WADATA PLAZA SIEGE: PDP ACCUSES ANTI-DEMOCRATIC FORCES, THANKS NIGERIANS FOR RESISTANCE—WIKE FIRES BACK

Emeka Amaefula
WADATA PLAZA SIEGE: PDP ACCUSES ANTI-DEMOCRATIC FORCES, THANKS NIGERIANS FOR RESISTANCE—WIKE FIRES BACK

What unfolded on Tuesday 18th of November 2025, at Wadata Plaza, the national headquarters of the Peoples Democratic Party (PDP), was not simply a leadership scuffle. It was a full-blown political standoff that has now exploded into accusations, counter-accusations, and warnings about the future of Nigeria’s democracy.

The newly elected National Working Committee (NWC) of the PDP, led by National Chairman Alhaji Kabiru Tanimu Turaki (SAN), arrived at the party secretariat in Abuja for their first official engagement after their election at the Ibadan National Convention. But instead of walking into an office, they walked into a confrontation.

According to the PDP, the entrance to the headquarters was blocked by heavily armed police officers allegedly acting under instructions of expelled former National Secretary Senator Samuel Anyanwu and the Minister of the Federal Capital Territory, Nyesom Wike—also expelled from the party.

The PDP claims the officers fired tear gas at the governors, NWC members, journalists, and supporters present, insisting that over 200 canisters were launched in a chaotic attempt to prevent the new leadership from taking control of the complex.

Witnesses described stampedes, panic, and injuries, with party leaders temporarily forced back by the gas fumes. Some clung to the fences until the crowd regrouped. But the party says the people stood their ground—and eventually, with sheer resistance and numbers, forced their way back into the building.

In a statement signed by National Publicity Secretary Comrade Ini Ememobong, the PDP described the incident as “state-backed aggression designed to silence the opposition and hijack the democratic space ahead of 2027.”

“This struggle is no longer just about the PDP,” the statement read. “It is about the survival of electoral democracy in Nigeria. When the opposition is attacked, democracy is threatened. Nigeria must not become a one-party state.”

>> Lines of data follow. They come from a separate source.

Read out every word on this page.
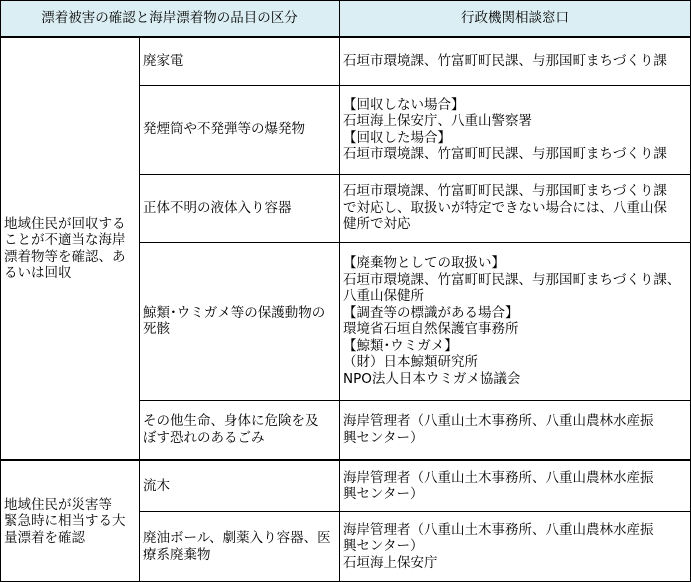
漂着被害の確認と海岸漂着物の品目の区分	行政機関相談窓口
地域住民が回収する
ことが不適当な海岸
漂着物等を確認、あ
るいは回収
地域住民が災害等
緊急時に相当する大
量漂着を確認
廃家電
発煙筒や不発弾等の爆発物
正体不明の液体入り容器
鯨類･ウミガメ等の保護動物の
死骸
その他生命、身体に危険を及
ぼす恐れのあるごみ
流木
廃油ボール、劇薬入り容器、医
療系廃棄物
石垣市環境課、竹富町町民課、与那国町まちづくり課
【回収しない場合】
石垣海上保安庁、八重山警察署
【回収した場合】
石垣市環境課、竹富町町民課、与那国町まちづくり課
石垣市環境課、竹富町町民課、与那国町まちづくり課
で対応し、取扱いが特定できない場合には、八重山保
健所で対応
【廃棄物としての取扱い】
石垣市環境課、竹富町町民課、与那国町まちづくり課、
八重山保健所
【調査等の標識がある場合】
環境省石垣自然保護官事務所
【鯨類･ウミガメ】
（財）日本鯨類研究所
NPO法人日本ウミガメ協議会
海岸管理者（八重山土木事務所、八重山農林水産振
興センター）
海岸管理者（八重山土木事務所、八重山農林水産振
興センター）
海岸管理者（八重山土木事務所、八重山農林水産振
興センター）
石垣海上保安庁
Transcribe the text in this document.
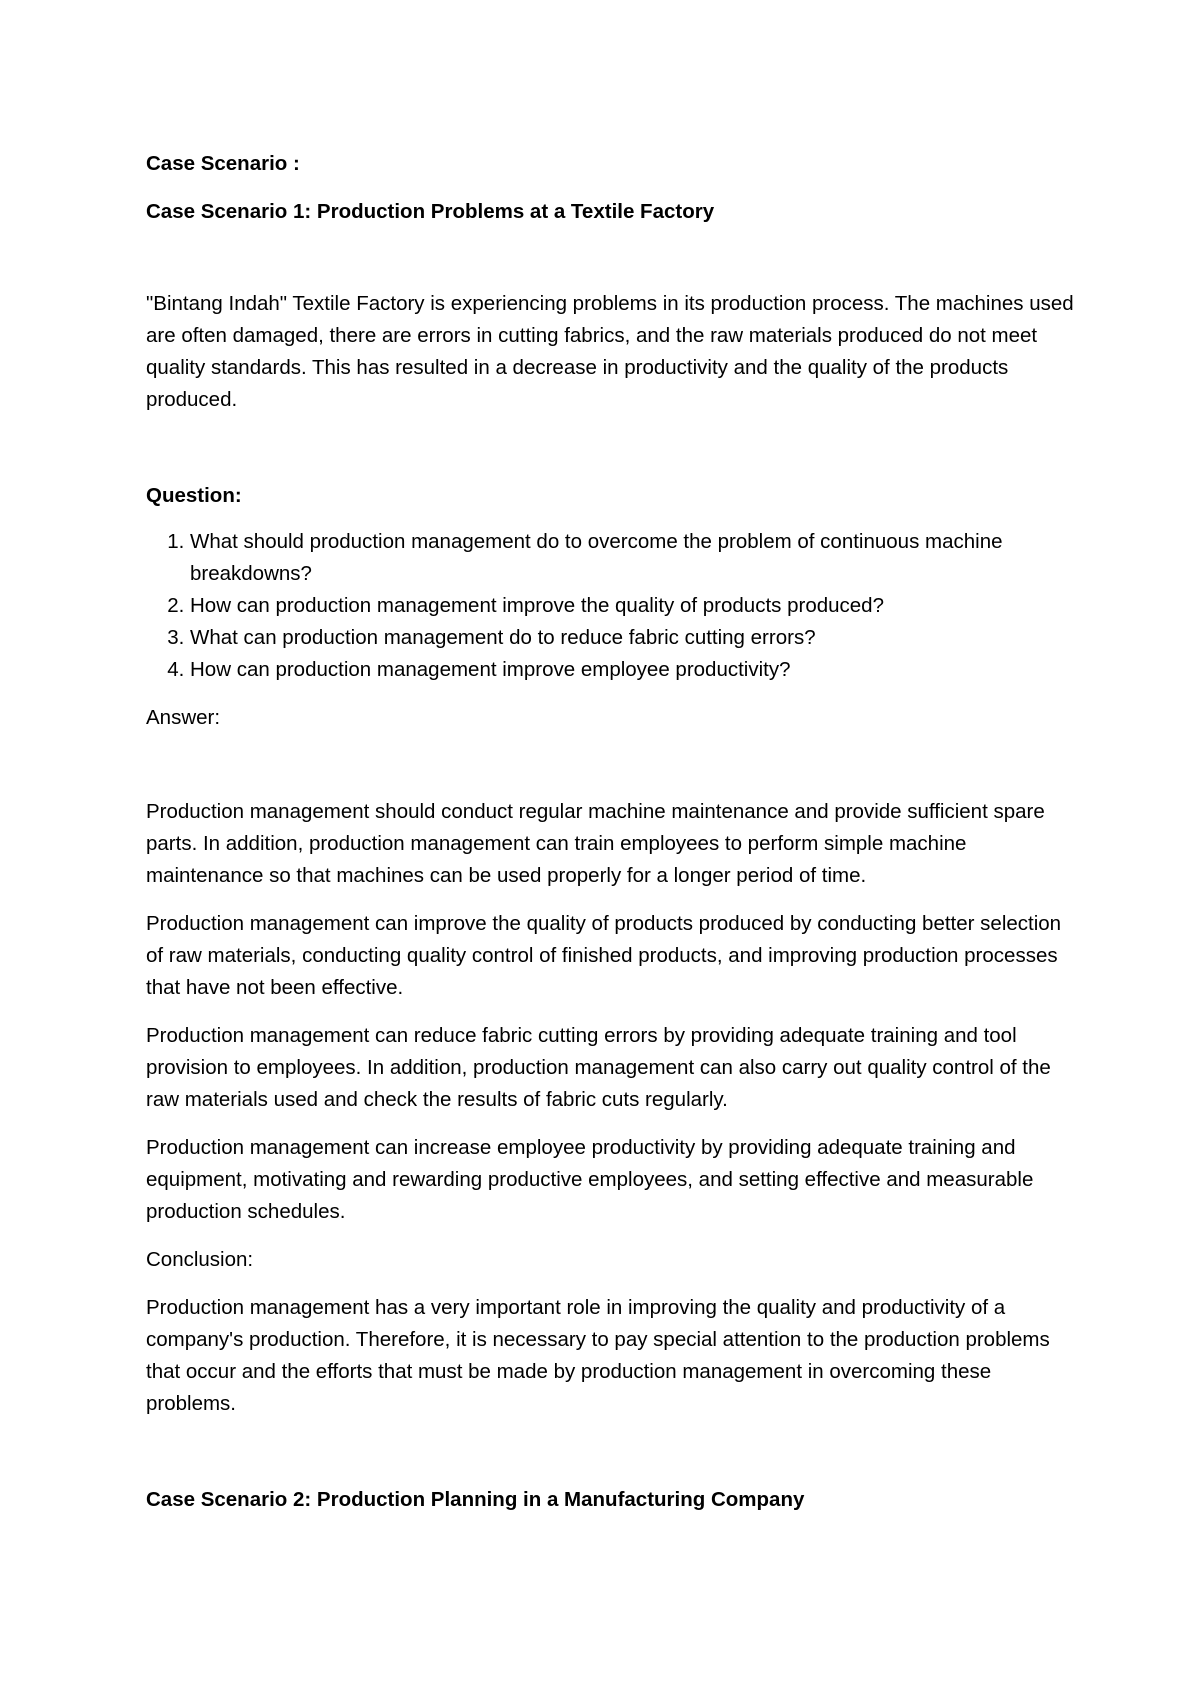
Case Scenario :

Case Scenario 1: Production Problems at a Textile Factory

"Bintang Indah" Textile Factory is experiencing problems in its production process. The machines used are often damaged, there are errors in cutting fabrics, and the raw materials produced do not meet quality standards. This has resulted in a decrease in productivity and the quality of the products produced.

Question:

1. What should production management do to overcome the problem of continuous machine breakdowns?
2. How can production management improve the quality of products produced?
3. What can production management do to reduce fabric cutting errors?
4. How can production management improve employee productivity?

Answer:

Production management should conduct regular machine maintenance and provide sufficient spare parts. In addition, production management can train employees to perform simple machine maintenance so that machines can be used properly for a longer period of time.

Production management can improve the quality of products produced by conducting better selection of raw materials, conducting quality control of finished products, and improving production processes that have not been effective.

Production management can reduce fabric cutting errors by providing adequate training and tool provision to employees. In addition, production management can also carry out quality control of the raw materials used and check the results of fabric cuts regularly.

Production management can increase employee productivity by providing adequate training and equipment, motivating and rewarding productive employees, and setting effective and measurable production schedules.

Conclusion:

Production management has a very important role in improving the quality and productivity of a company's production. Therefore, it is necessary to pay special attention to the production problems that occur and the efforts that must be made by production management in overcoming these problems.

Case Scenario 2: Production Planning in a Manufacturing Company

The party says it has written to international democracy watchdogs, diplomatic missions and global partners, urging them to take note of what it called “an emerging pattern of electoral authoritarianism.”

But Nyesom Wike has now fired back.

Speaking late Tuesday night, the FCT Minister dismissed the PDP’s account as “a laughable story cooked up by people who know they do not have legitimacy.”

“If they want to run a party, they should follow the law,” Wike said. “You cannot conduct a convention under a mango tree then wake up to invade a national secretariat and expect the police to clap for you.”

Wike insisted he had no hand in security deployments, describing himself as “too busy running the capital city to chase political clowns.” He also accused the Turaki-led faction of “trying to play victim after taking the party through illegality.”

Asked if he would return to the PDP if reconciled, he cut in abruptly:

“I have moved on. They should do the same. PDP is not their private property.”

Many observers see the confrontation not just as a leadership dispute, but as a battle between those who want to rebuild the PDP and those willing to destroy it if they cannot control it.

Political analysts now warn that what happened at Wadata Plaza may become a preview of what awaits in 2027: a desperate struggle for power using state institutions, security agencies and loyal factions.

The PDP insists it will not back down, claiming that Tuesday’s resistance proves Nigerians are ready to defend multiparty democracy.

But the party also knows that democracy does not survive on tears and press releases—it survives on power, organization, and strategy.

If the PDP cannot put its own house in order, no amount of moral argument will save it from implosion.

And if Nigeria’s security institutions continue to dance openly in partisan conflict, then the question is not whether democracy is threatened—the question is how long it has left.

2027 now looks less like an election year and more like a battlefield.